Pour conserver leurs salariés, les entreprises  annoncent hausses de salaires, plans d’épargne salariale et « primes de défense du pouvoir d’achat », nouveau dispositif mis en place par le gouvernement d’Elisabeth Borne, dans la continuité des « primes Macron ». ArcelorMittal va verser 1000 euros à chaque salarié, dès octobre. Carrefour a engagé des négociations en proposant 100 euros à chaque salarié, en plus de la remise sur achat de 12%, carburant compris, et 2% d’augmentation au 1er novembre, soit au total 8% depuis un an. Michelin a augmenté les salaires de 5%, en deux fois. Air France a augmenté les salaires de 5% pour tous ses employés, y ajoutant une prime de 1 000 euros. Renault et Stellantis ont annoncé être en négociations. Simultanément, les opérations d’actionnariat salarié n’ont jamais été aussi nombreuses : les entreprises veulent fidéliser. Les géants Engie, Veolia, EssilorLuxoticca, Valeo, Arkema, et la midcap Believe tout récemment entrée en bourse ont toutes annoncé ce mois-ci des opérations d’actionnariat salarié fortement incitatives, avec des décotes allant jusqu’à 40% par rapport au prix payé par les autres actionnaires.

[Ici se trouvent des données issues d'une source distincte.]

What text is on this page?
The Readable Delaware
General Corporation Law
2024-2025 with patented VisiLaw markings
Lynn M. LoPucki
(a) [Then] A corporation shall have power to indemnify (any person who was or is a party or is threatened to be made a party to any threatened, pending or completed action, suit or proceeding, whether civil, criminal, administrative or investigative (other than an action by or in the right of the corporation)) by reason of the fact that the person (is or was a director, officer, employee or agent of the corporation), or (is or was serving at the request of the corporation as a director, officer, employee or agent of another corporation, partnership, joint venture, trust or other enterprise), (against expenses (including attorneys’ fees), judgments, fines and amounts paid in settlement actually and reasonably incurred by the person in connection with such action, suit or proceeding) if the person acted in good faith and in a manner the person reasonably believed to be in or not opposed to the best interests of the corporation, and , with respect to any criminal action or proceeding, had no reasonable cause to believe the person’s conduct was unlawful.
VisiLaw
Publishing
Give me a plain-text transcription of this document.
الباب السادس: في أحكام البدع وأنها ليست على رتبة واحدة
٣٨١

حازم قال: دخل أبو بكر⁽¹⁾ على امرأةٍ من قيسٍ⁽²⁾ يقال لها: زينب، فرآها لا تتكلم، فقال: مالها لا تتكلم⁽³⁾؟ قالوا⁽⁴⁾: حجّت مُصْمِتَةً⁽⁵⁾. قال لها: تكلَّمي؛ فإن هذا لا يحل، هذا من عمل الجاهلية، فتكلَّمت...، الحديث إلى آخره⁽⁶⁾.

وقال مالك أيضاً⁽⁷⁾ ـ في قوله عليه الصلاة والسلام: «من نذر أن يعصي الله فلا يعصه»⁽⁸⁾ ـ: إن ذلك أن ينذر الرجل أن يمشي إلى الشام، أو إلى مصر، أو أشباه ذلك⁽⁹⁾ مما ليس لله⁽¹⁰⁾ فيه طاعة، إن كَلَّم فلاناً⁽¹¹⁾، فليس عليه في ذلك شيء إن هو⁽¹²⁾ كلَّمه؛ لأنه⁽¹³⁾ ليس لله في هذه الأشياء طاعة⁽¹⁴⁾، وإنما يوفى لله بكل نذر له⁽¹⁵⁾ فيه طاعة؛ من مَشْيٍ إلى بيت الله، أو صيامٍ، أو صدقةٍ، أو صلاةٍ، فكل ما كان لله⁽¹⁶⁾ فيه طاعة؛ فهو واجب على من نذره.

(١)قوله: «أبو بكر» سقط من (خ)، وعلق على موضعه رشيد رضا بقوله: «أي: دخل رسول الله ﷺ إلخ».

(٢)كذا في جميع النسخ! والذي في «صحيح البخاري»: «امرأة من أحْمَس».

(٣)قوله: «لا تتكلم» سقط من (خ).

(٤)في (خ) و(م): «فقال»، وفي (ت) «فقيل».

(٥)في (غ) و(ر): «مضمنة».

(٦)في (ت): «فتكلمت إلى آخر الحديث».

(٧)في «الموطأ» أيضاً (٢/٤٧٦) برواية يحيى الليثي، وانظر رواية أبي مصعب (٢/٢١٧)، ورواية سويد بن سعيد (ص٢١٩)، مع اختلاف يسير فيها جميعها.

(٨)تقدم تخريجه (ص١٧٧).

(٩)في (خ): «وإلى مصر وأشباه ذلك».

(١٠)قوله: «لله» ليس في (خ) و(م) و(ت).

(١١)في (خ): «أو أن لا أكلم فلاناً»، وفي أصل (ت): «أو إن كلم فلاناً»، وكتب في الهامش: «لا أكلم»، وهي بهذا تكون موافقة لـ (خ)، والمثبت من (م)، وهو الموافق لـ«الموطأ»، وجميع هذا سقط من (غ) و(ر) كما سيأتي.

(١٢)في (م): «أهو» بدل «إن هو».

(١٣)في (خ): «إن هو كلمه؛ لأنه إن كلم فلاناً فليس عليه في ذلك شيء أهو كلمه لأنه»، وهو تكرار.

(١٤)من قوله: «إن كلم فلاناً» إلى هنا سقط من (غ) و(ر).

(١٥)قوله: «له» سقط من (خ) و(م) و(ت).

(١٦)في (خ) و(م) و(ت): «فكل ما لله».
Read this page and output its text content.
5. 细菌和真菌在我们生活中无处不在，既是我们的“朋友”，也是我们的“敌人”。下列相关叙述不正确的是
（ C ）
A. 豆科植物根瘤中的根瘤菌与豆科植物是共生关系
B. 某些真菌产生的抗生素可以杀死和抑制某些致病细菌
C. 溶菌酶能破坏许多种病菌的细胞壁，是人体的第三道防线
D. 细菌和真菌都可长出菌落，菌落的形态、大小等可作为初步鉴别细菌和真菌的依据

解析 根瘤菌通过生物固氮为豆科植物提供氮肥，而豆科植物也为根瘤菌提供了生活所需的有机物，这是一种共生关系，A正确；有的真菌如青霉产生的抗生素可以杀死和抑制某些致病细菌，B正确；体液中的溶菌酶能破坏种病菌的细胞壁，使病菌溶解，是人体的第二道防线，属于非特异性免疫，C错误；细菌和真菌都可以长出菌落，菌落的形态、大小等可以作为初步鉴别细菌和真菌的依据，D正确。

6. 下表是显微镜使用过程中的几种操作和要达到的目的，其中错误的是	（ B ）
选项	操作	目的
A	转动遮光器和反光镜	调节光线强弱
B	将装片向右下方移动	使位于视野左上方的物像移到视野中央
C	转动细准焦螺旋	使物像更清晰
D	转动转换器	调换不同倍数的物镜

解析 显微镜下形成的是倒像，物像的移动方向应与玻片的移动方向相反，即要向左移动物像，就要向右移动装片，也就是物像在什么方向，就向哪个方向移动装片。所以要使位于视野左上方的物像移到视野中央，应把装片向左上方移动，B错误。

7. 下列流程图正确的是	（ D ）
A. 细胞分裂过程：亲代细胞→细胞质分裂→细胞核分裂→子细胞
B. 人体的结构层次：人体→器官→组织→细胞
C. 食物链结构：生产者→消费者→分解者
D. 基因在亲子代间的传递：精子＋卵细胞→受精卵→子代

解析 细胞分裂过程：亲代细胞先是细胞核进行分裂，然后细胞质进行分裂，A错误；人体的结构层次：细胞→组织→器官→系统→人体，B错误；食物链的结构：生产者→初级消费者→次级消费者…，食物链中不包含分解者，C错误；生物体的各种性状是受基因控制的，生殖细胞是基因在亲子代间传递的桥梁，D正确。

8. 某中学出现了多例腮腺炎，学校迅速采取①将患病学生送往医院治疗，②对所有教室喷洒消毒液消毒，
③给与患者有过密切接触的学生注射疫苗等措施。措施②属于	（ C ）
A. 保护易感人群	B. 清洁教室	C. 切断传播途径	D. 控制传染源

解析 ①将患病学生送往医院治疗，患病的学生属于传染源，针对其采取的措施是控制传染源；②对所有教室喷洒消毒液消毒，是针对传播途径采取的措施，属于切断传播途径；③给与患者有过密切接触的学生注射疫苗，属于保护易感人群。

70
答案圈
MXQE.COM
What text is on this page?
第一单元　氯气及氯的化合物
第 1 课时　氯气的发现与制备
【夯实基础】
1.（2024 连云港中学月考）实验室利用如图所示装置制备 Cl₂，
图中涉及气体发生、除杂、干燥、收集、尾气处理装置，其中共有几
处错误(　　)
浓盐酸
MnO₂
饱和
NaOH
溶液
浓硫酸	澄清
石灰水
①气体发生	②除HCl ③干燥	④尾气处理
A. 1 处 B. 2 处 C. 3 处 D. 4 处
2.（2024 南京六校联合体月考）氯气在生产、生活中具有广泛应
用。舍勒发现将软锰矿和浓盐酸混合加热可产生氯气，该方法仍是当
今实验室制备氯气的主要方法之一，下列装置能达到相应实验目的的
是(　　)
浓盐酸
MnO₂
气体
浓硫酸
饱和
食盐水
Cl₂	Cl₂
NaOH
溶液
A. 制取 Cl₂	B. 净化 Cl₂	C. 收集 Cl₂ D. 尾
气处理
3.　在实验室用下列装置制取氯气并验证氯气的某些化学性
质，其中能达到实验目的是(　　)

La motivation des entreprises est bien entendu d’abord la sécurisation de leur capital humain. Mais pas seulement. Les dirigeants jouent aussi une carte personnelle : 20% de leur bonus dépend cette année de leur performance en gestion des ressources humaines, un coefficient qui a doublé en un an. Le sujet se décline en féminisation des équipes, formation des collaborateurs, amélioration de la santé et sécurité au travail, qualité du dialogue social, engagement des équipes et bien-être au travail. En doublant le poids de ces critères lors des assemblées du printemps 2022, les actionnaires ont voulu contrer le « Big Quit ». Ils ont été visionnaires. Ils ont certes aussi défini 80% d’autres critères plus traditionnels, la stratégie climat, la performance financière et le plan d’action personnel du dirigeant. Mais aujourd’hui, la stratégie climat a été mise à mal par le redémarrage des centrales charbon, et la performance financière souffre de l’inflation. Les salariés pourraient bien être la bouée de sauvetage des bonus 2022 de leurs patrons.